Film Porno Bikin Gairah Seks Lesu?

Zachary Zane, seorang penulis, pembicara, dan aktivis yang berbasis di Brookly mengibaratkan film porno ini seperti makanan. Menurutnya, tidak semua makanan buruk, karena kita butuh makanan untuk hidup.

oleh Fitri Syarifah diperbarui 23 Jan 2020, 23:00 WIB
Ilustrasi pasangan menonton film porno (iStockphoto)

Liputan6.com, Jakarta Ada anggapan, menonton film porno bisa menganggu aktivitas seksual. Namun tahukah Anda, teori tersebut ternyata tidak terbukti.

Zachary Zane, seorang penulis, pembicara, dan aktivis yang berbasis di Brookly mengibaratkan film porno ini seperti makanan. Menurutnya, tidak semua makanan buruk, karena kita butuh makanan untuk hidup.

"Tapi ketika seseorang lupa memperhatikan kesehatan atau mengonsumsi dalam porsi berlebih, tentu akan menjadi buruk dampaknya," katanya, seperti dilansir Menshealth.

Bila sebelumnya para ahli mengklaim kalau film porno bisa merusak gairah seks pasangan, sebuah studi di tahun 2015 yang diterbitkan dalam Journal of Sexual Medicine menemukan sebaliknya.

"Pria yang menonton porno semakin terangsang dan memiliki keinginan yang lebih kuat untuk berhubungan seks dengan pasangan. Selain itu, mereka tidak melihat hubungan antara penggunaan porno dan disfungsi ereksi," kata peneliti.

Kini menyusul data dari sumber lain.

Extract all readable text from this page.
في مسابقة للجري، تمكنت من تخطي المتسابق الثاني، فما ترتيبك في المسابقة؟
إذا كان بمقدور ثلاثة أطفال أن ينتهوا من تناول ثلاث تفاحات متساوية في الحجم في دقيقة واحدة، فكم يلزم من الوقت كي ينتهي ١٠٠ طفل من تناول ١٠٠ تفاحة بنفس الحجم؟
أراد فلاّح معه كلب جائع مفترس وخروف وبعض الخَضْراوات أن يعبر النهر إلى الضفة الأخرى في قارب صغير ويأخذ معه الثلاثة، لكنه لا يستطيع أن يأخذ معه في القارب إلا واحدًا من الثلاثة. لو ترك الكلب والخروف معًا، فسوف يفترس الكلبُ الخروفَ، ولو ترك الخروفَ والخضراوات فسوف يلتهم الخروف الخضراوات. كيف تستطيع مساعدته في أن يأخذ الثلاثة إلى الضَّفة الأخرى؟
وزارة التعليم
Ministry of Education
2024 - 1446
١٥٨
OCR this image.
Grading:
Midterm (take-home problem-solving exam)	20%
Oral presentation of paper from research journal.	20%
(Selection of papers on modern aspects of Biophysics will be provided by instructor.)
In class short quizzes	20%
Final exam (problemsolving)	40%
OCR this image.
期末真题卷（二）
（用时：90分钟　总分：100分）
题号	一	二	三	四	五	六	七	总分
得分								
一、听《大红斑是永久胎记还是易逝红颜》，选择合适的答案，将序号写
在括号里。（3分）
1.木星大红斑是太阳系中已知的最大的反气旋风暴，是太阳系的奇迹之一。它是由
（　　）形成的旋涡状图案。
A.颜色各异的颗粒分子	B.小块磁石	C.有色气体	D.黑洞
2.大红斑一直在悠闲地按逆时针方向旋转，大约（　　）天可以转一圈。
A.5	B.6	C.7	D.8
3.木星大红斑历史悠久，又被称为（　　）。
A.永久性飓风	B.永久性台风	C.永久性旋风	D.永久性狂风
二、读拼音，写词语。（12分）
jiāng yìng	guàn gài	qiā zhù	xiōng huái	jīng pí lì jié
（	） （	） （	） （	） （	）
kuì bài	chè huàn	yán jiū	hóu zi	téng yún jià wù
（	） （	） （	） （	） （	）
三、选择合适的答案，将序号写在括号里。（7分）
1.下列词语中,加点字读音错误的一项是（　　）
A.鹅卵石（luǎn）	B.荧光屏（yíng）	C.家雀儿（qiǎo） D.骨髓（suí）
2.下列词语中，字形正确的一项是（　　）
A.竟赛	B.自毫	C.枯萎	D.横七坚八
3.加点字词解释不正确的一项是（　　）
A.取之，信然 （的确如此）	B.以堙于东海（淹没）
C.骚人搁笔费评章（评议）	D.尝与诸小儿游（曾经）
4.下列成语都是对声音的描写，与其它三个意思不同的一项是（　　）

Bahkan, peneliti di Kinsey Institute dan penulis Tell Me What You Want, dr. Justin Lehmiller, mengatakan bahwa disfungsi ereksi pada laki-laki tidak bisa disebut akibat film porno. "Sebagian besar orang justru mengaku film porno membuat hubungan seks mereka lebih baik."

 

Simak video menarik berikut ini:


Butuh Terapi

Ilustrasi menonton film porno - seks - gadget (iStockphoto)

Di sisi lain, Direktur Center for Intimacy Recovery, Gary Katz, LCSW, CSAT mengatakan, ada kalanya ketika film porno memang berakibat buruk. Seperti misalnya bila seseorang terlalu berlebihan menonton film porno.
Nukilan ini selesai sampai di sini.